My word of the year is grace. I’m living this year trying to
understand what it means when we say that God is gracious, that we are
transformed and renewed by grace, that grace is free and present and abundant
all of the time. One thing I’ve been learning is that sometimes the working of
grace in my life looks like a punch in the face—it shocks me, hurts me, makes
me take a look around and reconsider my expectations. But other times, grace is
like a warm hug, a spicy samosa shared with a friend, a cup of Earl Grey, laughing
in the midst of a field of poppies, an infant’s little fingers wrapped around
my pinky, breathing.
God gives us grace, in the packaging and dosage we most
need, at the times when we most need it. I’m learning to recognize the presence
of God in the everyday. I eat a strawberry: its sweet redness, its heart-shaped
perfection, reminds me that God is good.
And then there are those other moments. The moments when
what I most want is to just walk out of the room, out of the door, into nothingness,
because existence feels futile, and frustrating, and impossible to bear. Then I
think grace is like a sharp slap across my face, because it makes me remember
that I have been created for something more: for something good, and true, and
lovely. The me who was satisfied wandering around in circles pretending to live
is more desperate than the me who is sitting on the ground, rubbing my sore jaw
and wondering what just happened.
Grace is supernatural. That means that grace intervenes in
nature—in the ordinary, the mundane, the status quo, the expected. Grace is
wholly unexpected, wholly undeserved, and dearly needed. My natural self cannot
get anywhere without God’s cosmic karate chop. I need God’s power not just to
make all of my dreams come true, but to shatter the dreams that are built on
false and shaky hopes, and to build new dreams on substantial foundations.

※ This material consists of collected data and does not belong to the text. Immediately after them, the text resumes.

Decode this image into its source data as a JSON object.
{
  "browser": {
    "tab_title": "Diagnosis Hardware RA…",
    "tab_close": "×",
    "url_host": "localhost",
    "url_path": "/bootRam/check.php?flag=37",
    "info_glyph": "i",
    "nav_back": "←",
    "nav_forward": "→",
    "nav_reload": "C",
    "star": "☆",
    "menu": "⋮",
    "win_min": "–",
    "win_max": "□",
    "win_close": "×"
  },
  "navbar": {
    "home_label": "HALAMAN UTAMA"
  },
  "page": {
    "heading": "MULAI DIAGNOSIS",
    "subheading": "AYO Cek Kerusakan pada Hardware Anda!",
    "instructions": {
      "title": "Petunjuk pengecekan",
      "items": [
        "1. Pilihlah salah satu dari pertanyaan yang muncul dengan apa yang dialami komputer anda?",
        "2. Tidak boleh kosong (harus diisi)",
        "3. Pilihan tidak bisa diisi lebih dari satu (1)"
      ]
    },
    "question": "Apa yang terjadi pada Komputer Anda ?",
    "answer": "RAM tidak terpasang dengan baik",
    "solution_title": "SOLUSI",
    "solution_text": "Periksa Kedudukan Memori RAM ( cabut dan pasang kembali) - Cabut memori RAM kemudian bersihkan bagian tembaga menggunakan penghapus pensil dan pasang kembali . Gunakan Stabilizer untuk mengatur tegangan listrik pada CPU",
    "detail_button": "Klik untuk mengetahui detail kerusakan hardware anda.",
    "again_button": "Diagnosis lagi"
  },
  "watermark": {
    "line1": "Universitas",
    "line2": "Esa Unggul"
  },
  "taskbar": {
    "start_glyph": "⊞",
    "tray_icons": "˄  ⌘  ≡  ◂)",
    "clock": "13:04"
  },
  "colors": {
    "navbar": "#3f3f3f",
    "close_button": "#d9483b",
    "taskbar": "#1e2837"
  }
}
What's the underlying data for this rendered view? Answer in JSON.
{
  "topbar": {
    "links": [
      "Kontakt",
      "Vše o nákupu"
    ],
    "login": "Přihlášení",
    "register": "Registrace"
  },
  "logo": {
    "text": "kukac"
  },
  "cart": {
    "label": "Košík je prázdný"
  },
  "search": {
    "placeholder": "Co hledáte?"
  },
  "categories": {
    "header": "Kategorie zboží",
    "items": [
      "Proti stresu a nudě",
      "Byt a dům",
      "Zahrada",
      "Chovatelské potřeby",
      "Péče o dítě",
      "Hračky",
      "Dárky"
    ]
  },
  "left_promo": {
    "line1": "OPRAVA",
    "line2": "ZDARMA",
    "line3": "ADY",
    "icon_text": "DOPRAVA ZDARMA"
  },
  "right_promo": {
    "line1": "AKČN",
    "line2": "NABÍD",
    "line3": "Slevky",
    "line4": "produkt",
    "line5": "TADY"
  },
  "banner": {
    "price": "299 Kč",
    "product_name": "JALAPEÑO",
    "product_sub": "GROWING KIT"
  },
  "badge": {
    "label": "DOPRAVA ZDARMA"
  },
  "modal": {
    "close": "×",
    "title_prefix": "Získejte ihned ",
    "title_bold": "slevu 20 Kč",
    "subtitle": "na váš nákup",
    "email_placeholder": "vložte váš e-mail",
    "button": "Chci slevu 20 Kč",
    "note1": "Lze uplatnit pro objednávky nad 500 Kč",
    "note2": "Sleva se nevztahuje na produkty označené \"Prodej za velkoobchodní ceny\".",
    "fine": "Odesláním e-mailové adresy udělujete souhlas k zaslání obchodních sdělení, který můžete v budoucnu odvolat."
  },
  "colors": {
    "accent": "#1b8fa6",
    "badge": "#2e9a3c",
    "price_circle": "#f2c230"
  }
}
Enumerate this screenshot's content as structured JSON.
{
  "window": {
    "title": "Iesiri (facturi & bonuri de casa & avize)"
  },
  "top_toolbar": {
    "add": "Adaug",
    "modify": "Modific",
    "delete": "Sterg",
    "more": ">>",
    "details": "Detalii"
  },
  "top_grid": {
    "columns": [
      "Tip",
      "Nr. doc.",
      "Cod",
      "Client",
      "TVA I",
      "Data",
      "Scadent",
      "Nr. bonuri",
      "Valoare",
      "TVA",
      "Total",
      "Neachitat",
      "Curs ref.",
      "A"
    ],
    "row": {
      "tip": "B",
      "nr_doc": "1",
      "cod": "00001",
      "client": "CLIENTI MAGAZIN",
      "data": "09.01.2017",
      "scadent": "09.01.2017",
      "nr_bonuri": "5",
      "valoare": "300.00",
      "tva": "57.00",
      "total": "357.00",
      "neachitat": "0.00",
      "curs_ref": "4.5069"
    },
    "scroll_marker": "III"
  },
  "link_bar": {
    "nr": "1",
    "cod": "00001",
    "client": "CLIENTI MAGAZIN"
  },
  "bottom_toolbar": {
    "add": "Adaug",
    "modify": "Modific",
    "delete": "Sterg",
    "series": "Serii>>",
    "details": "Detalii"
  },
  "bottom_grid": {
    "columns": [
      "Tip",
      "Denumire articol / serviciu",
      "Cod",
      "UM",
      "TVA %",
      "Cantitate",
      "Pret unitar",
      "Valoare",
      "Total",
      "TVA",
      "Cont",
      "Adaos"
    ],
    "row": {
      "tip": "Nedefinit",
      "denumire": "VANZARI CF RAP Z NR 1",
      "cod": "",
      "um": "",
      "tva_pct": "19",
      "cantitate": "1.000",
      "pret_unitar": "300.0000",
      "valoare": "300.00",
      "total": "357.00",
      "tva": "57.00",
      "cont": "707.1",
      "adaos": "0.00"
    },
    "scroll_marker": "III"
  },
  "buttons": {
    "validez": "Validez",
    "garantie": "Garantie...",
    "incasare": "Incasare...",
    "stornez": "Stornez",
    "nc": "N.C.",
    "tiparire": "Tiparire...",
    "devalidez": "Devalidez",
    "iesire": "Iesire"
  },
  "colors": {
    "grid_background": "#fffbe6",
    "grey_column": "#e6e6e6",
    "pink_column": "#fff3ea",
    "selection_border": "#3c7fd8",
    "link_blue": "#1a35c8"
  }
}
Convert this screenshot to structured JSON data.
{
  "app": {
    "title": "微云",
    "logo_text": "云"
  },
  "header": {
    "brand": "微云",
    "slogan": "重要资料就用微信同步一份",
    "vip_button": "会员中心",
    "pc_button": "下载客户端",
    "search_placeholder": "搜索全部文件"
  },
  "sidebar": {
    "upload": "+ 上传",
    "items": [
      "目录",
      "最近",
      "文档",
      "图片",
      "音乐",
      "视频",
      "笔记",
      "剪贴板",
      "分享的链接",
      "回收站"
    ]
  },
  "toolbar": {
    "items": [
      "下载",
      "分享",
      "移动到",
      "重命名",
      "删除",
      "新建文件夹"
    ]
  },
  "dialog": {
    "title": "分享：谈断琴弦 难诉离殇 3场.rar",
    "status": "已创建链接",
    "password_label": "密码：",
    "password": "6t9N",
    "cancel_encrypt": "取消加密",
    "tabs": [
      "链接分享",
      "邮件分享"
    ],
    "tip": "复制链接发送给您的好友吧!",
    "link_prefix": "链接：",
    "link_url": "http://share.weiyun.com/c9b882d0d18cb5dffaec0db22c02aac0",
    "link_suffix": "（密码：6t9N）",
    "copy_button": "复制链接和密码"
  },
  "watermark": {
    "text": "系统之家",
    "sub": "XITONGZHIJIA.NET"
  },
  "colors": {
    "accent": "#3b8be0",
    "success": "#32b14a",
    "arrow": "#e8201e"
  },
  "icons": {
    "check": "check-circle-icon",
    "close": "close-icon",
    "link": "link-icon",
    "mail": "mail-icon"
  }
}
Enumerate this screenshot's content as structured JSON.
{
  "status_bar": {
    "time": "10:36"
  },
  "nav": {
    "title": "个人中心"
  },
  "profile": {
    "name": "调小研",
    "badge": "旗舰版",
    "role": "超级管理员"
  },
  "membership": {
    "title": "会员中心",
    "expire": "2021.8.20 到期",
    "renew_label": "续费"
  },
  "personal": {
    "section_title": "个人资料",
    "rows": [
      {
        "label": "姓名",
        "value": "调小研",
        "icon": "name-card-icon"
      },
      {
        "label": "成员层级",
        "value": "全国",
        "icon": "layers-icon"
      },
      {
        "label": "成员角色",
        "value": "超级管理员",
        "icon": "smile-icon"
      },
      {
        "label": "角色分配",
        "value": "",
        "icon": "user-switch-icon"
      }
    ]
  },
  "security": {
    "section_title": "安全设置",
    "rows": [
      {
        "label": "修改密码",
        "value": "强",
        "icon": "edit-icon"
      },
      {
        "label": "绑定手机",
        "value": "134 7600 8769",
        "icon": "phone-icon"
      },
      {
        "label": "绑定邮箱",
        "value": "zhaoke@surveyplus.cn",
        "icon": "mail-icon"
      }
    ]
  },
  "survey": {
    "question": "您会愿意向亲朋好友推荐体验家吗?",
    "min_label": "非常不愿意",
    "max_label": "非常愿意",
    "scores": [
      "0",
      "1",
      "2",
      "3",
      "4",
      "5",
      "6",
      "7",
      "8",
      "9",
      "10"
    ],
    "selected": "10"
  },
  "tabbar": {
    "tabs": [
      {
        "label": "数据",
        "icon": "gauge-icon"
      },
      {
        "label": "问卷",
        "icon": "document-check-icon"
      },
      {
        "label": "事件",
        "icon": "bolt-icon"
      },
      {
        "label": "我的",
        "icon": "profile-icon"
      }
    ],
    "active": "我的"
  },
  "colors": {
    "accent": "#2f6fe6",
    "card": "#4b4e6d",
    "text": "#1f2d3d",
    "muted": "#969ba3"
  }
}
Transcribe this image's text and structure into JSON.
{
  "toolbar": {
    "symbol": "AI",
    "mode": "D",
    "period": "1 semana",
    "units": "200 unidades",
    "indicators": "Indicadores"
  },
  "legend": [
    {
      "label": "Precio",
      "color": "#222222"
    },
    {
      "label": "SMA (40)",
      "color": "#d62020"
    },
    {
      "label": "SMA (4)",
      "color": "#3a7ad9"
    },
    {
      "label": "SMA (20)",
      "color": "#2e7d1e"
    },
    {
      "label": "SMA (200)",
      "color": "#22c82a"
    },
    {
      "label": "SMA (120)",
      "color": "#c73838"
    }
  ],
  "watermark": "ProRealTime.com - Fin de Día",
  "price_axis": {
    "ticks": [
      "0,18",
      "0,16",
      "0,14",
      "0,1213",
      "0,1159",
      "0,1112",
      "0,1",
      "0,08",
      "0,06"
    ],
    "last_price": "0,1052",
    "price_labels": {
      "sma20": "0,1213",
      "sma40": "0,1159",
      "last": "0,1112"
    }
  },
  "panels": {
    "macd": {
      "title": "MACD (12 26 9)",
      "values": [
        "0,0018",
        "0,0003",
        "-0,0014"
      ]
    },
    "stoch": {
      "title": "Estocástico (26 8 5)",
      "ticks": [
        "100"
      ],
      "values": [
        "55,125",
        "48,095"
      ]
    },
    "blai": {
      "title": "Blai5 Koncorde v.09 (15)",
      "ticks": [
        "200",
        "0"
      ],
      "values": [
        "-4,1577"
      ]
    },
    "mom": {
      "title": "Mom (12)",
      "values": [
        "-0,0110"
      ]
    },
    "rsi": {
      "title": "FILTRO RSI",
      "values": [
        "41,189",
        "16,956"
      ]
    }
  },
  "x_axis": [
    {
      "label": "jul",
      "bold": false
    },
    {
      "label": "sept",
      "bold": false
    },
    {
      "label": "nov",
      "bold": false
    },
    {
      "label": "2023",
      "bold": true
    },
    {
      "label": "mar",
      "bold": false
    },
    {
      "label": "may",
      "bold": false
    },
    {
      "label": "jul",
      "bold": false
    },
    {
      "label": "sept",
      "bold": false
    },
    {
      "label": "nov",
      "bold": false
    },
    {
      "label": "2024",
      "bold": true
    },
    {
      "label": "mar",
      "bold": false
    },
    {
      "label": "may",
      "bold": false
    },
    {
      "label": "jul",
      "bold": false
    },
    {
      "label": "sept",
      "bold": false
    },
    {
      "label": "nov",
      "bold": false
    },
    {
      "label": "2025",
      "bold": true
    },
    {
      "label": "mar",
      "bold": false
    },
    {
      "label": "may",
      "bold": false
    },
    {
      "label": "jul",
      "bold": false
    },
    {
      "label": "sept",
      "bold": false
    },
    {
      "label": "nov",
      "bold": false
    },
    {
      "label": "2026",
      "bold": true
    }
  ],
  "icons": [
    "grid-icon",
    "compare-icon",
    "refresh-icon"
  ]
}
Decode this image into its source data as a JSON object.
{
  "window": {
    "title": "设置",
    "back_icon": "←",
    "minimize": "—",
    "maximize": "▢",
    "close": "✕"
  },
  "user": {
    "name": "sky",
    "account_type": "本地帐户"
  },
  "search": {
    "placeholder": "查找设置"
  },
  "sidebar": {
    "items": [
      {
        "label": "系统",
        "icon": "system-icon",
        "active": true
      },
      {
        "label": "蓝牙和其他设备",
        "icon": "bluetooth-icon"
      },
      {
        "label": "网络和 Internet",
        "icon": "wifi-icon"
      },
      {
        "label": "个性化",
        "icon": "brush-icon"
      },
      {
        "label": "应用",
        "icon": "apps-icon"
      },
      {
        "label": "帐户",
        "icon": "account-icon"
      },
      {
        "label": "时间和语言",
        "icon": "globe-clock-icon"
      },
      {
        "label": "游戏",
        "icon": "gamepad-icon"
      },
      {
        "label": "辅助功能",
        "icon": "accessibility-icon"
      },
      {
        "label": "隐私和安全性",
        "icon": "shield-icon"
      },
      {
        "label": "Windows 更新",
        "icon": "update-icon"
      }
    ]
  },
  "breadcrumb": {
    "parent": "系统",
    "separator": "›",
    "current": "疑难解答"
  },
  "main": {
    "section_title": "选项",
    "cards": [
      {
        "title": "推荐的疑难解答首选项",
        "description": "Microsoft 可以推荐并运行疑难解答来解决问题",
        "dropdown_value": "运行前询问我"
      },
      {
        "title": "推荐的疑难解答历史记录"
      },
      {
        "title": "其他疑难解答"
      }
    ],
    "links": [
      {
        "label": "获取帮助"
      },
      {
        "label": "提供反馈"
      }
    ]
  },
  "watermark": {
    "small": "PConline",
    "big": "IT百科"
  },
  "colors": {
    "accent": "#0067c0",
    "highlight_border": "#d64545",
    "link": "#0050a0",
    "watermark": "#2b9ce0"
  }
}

Grace meets me where I am, and then, like a whirlwind, it
picks me up and whirls me around until I lose my bearings—leaving me somewhere
else. The land may look barren—broken rocking chairs strewn about the desert,
someone’s dazed cat stalking by on wobbly feet, but it is here, in this place,
that I can meet God, because there is nothing else I expect to see. I have been
taken out of myself to meet him. To meet God on his own terms, in his own
timing, on his own fruitful soil.
To find one’s self in the economy of grace is to find that
you do not have enough money for the journey. In fact, you are a thief and a
stowaway and you have been found out. But instead of being tossed off the
train, with your raggedy carpet bag tossed behind you, you find that you are
invited to dine in the first class coach, provided you admit to the other
passengers that your fashionable clothes are borrowed, and that your fare has
been donated, not earned. It is in grace that we learn how poor we are. Blessed are the poor in spirit, for theirs
is the kingdom of heaven. This means, blessed are you when you can’t
pretend anymore that you have anything to give, anything left to bargain with,
anything to cover the fact that left to yourself you are only naked and mean
and ugly.
Grace takes this ugly unkindness and dresses you up,
beautifully, generously. Suddenly, you are the belle of the ball, and you
remain here—in twinkling crystal slippers and a blue gown—until you forget that
your carriage is really only a winter squash and that rodents alone will
befriend you. Then, here comes grace, like a clock chiming twelve, to remind you
that all you can claim for yourself are rags and woes and a bed made of ash.
Thank you, God, for the punch in the face that reminds us of
how good you are, and of our poverty without you.
As Anne Lamott says,
“Remember, God loves you exactly the way you are, and he
loves you too much to let you stay like this.”